この古いバージョンの AutoML Vision は非推奨になりました。2024 年 3 月 31 日を過ぎると Google Cloud で使用できなくなります。以前の AutoML Vision のすべての機能と新機能は、Vertex AI プラットフォームで使用可能です。リソースを移行する方法については、Vertex AI に移行するをご覧ください。

Edge TF Lite iOS のチュートリアル

作業内容

このチュートリアルでは、エクスポートされたカスタム TensorFlow Lite モデルを AutoML Vision Edge からダウンロードします。それから、モデルを使用して画像内の複数のオブジェクトを（境界ボックスとともに）検出する既製の iOS アプリを実行し、オブジェクトカテゴリのカスタムラベルを作成します。

エンドプロダクトのモバイルのスクリーンショット

目標

この入門用のエンドツーエンドのチュートリアルでは、コードを使用して次のことを行います。

TF Lite インタープリタを使用して、iOS アプリで AutoML Vision Object Detection Edge モデルを実行します。

始める前に

Git リポジトリのクローンを作成する

コマンドラインの次のコマンドを使用して、以下の Git リポジトリのクローンを作成します。

git clone https://github.com/tensorflow/examples.git

リポジトリ（examples/lite/examples/object_detection/ios/）のローカルクローンの ios ディレクトリに移動します。以下のすべてのコードサンプルを ios ディレクトリで実行します。

cd examples/lite/examples/object_detection/ios

前提条件

Git がインストールされている必要があります。
サポートされている iOS のバージョン: iOS 12.0 以降。
Xcode 10 以降をインストールする必要があります。

Xcode のバージョンを確認してください。
```
/usr/bin/xcodebuild -version
```
または
```
xcodebuild -version
```
Xcode コマンドラインツールのインストールも必要です。

コマンドラインをインストールする手順は次のとおりです。
```
xcode-select --install
```
注: 新規でインストールする場合は、Xcode アプリケーションを 1 度実行して、ライセンスに同意してから続行してください。
Cocoapods がインストールされている必要があります。

Cocoapods では、macOS にデフォルトでインストールされている Ruby を使用します。
```
sudo gem install cocoapods
Install TFLite Cocoapod
```
有効な Apple Developer ID を Xcode のアカウントリストに追加する必要があります。

Xcode でデベロッパーアカウントを追加するには、[Xcode] > [Preferences] を選択し、次に [Accounts] セクションで [Add] を選択して情報を追加します。

iOS アプリを設定する

ワークスペースファイルを生成して開く

オリジナルの iOS アプリの設定を開始するには、まず必要なソフトウェアを使用して、ワークスペースファイルを生成する必要があります。

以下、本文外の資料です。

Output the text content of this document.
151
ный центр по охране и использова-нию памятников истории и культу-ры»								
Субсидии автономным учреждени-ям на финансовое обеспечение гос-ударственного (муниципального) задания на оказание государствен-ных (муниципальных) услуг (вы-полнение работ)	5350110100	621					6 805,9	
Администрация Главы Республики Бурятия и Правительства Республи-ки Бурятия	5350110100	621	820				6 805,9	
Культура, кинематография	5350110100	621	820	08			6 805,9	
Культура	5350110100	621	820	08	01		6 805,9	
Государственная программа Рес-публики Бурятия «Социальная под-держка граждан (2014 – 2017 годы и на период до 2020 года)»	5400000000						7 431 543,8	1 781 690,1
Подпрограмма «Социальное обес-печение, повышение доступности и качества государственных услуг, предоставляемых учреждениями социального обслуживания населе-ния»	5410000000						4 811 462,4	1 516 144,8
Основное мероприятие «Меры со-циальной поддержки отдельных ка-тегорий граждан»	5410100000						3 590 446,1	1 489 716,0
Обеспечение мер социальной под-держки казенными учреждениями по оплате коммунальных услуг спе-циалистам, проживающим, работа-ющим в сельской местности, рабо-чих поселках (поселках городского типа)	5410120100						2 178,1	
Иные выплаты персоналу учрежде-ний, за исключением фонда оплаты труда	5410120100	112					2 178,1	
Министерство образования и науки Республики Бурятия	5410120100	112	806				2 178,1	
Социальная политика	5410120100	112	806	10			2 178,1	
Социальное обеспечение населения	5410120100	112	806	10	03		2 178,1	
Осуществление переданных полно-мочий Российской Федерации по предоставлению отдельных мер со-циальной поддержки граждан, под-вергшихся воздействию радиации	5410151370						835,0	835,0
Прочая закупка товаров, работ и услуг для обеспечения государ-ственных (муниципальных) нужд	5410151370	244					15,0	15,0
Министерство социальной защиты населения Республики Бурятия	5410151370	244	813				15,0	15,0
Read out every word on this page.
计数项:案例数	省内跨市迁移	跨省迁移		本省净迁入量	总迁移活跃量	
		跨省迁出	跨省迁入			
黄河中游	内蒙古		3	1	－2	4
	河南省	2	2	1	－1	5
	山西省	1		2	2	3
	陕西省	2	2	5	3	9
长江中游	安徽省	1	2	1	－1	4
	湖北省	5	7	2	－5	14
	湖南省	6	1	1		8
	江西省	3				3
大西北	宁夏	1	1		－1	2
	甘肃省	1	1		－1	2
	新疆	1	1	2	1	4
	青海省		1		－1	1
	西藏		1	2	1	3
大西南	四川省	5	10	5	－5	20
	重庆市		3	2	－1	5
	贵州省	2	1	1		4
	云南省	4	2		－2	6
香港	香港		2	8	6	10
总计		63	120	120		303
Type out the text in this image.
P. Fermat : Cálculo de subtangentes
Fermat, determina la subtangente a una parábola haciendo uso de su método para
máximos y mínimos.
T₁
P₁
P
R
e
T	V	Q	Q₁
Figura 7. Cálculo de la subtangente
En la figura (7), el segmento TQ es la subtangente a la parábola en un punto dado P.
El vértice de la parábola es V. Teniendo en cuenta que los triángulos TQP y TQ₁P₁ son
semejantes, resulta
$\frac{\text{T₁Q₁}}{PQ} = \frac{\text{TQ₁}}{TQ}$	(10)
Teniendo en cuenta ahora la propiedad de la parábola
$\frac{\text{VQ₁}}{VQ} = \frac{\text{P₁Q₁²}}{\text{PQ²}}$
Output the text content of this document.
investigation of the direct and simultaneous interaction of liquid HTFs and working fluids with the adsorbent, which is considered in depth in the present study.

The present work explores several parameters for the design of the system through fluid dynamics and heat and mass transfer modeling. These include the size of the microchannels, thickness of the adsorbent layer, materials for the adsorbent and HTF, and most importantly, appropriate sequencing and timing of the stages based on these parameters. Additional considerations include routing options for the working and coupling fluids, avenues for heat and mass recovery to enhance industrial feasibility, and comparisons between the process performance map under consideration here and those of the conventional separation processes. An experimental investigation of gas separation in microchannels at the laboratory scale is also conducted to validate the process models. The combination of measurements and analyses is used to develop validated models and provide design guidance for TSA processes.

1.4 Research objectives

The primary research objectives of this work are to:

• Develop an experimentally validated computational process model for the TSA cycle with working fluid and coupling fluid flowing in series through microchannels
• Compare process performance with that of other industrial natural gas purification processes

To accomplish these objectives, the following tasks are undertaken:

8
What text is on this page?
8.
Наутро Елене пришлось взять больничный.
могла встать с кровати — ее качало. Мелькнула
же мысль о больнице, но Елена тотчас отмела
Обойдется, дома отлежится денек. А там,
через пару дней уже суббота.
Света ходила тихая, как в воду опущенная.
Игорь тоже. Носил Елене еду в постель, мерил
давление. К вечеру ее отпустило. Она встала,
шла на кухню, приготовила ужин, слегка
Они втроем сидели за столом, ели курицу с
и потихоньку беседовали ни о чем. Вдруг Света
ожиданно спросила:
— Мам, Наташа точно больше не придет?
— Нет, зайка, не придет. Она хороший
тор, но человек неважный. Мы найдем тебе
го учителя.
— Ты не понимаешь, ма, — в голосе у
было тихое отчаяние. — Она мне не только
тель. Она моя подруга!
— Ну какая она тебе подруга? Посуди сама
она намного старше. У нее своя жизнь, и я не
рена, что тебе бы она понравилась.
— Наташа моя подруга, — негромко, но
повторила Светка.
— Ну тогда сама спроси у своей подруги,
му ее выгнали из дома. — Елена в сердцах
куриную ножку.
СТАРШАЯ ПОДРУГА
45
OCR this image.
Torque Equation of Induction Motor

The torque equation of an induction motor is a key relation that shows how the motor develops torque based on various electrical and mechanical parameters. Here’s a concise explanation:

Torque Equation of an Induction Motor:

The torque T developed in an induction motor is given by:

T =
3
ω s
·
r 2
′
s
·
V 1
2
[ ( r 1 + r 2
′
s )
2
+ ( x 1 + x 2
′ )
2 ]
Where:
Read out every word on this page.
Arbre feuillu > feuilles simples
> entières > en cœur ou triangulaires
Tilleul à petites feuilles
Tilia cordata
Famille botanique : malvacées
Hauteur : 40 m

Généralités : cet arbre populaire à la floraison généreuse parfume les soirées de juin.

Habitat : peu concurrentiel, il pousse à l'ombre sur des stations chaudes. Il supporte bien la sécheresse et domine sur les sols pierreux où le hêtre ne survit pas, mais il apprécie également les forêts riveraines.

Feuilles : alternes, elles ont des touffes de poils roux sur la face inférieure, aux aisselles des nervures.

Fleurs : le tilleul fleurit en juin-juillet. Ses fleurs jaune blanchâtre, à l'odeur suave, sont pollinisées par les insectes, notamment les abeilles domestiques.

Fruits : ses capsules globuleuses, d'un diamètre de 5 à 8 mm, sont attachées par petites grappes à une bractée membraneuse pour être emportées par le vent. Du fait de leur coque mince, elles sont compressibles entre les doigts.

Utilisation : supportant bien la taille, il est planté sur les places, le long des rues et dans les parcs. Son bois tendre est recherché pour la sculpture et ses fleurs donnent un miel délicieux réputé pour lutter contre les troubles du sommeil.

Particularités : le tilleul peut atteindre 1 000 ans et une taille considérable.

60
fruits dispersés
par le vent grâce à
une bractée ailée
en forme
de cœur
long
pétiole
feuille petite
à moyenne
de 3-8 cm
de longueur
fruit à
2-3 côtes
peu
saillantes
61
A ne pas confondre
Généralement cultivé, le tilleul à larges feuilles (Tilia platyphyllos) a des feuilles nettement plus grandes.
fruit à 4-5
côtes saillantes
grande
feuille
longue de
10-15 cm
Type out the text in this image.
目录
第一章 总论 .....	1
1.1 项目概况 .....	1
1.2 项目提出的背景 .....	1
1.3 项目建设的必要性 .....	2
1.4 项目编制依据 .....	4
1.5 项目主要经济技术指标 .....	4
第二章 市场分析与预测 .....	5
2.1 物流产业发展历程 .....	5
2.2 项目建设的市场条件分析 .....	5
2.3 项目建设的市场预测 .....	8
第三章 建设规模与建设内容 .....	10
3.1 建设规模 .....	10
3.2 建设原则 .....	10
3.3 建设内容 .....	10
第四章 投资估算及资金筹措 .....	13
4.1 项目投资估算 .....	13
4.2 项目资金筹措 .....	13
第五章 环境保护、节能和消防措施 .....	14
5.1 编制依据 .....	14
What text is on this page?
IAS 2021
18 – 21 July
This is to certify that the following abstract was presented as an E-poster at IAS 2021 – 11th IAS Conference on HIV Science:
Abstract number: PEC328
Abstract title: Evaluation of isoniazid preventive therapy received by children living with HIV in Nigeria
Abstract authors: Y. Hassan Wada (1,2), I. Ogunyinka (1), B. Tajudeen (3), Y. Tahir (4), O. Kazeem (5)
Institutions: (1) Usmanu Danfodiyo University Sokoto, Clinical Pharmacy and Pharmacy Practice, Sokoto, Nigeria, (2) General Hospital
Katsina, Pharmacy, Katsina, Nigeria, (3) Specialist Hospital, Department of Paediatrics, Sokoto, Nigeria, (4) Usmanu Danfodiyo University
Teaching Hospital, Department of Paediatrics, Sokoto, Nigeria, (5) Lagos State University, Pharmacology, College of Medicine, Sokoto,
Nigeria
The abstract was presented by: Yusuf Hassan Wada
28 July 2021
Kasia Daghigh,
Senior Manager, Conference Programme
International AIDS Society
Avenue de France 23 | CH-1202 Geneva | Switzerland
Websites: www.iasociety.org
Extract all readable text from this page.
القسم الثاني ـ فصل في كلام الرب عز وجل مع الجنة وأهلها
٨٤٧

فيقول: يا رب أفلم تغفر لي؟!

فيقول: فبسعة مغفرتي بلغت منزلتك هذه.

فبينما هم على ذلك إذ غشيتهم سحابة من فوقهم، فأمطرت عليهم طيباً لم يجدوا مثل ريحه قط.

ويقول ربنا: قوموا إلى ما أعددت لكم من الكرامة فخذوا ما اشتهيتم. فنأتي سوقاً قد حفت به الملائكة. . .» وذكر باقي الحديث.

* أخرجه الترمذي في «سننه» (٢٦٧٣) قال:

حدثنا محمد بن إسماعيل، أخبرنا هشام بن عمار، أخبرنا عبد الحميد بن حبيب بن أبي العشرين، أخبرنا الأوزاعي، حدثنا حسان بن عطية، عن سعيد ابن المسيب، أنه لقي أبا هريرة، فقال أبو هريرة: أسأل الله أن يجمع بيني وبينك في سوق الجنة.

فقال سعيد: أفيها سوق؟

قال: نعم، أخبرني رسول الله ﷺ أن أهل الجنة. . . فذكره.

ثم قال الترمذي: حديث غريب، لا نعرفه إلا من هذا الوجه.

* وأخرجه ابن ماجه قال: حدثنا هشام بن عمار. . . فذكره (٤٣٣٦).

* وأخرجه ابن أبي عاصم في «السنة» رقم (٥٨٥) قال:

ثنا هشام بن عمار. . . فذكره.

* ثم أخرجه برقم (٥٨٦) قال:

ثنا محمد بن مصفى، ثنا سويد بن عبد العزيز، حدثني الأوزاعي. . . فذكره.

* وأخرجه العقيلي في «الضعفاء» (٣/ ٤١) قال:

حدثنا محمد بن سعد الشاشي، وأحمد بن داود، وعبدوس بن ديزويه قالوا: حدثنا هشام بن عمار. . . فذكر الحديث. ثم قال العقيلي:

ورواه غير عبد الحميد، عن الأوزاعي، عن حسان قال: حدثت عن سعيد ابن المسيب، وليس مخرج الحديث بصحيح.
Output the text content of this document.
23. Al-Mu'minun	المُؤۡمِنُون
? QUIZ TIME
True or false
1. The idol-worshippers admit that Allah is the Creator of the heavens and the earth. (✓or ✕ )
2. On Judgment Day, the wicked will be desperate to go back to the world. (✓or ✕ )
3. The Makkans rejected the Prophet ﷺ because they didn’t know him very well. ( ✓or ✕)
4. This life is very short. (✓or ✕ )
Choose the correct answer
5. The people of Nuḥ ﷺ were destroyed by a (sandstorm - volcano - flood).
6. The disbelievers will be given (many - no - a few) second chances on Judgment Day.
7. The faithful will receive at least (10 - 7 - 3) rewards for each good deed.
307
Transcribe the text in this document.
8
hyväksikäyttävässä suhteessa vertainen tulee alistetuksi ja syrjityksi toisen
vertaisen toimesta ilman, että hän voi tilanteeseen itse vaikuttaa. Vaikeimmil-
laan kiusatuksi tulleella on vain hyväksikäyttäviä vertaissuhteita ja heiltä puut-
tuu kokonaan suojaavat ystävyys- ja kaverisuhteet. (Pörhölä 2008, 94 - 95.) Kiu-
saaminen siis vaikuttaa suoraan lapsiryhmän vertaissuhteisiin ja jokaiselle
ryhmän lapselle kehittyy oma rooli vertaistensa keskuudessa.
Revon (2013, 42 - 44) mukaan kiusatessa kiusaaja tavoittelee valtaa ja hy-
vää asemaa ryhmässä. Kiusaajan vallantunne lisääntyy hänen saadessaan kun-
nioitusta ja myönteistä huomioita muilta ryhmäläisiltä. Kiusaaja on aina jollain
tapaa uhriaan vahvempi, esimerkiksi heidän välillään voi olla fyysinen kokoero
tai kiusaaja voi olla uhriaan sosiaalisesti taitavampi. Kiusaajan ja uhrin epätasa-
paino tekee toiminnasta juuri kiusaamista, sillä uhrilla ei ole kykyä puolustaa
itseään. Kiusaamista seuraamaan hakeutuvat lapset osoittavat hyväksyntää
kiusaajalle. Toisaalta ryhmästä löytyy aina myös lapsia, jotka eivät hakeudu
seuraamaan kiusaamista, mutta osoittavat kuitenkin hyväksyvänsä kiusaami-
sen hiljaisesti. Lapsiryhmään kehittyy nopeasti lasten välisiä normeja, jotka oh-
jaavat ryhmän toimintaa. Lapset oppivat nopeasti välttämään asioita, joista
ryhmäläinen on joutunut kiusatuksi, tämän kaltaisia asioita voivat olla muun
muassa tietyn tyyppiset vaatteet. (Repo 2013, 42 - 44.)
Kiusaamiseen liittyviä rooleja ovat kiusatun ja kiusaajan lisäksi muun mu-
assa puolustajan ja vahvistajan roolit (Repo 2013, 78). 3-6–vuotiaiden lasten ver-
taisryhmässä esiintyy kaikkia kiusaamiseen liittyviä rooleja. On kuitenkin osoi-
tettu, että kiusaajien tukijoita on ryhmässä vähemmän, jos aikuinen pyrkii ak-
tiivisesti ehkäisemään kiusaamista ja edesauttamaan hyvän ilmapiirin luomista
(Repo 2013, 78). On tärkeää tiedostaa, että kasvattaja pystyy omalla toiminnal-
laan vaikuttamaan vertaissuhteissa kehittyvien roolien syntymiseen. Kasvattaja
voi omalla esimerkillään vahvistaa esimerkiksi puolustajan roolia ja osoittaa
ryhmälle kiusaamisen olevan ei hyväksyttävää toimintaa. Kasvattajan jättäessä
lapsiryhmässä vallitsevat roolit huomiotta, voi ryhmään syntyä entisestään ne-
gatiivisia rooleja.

まだ ios フォルダに移動していない場合は、移動します。
```
cd examples/lite/examples/object_detection/ios
```
ポッドをインストールして、ワークスペースファイルを生成します。
```
pod install
```
このポッドを以前インストールしたことがある場合は、次のコマンドを使用します。
```
pod update
```
ワークスペースファイルを生成したら、Xcode でプロジェクトを開けるようになります。コマンドラインでプロジェクトを開くには、ios ディレクトリから次のコマンドを実行します。
```
open ./ObjectDetection.xcworkspace
```
注: UI を使用してプロジェクトを開くには、Xcode を起動し、[Open another Project...] ボタンを選択します。

固有の ID を作成してアプリをビルドする

バンドル ID: Apple のレジストリ内でのアプリの一意の識別子。通常、逆ドメイン名で指定します。例: com.myDomain.myAppName

Xcode で ObjectDetection.xcworkspace を開くには、まずバンドル識別子（バンドル ID）を一意の値に変更します。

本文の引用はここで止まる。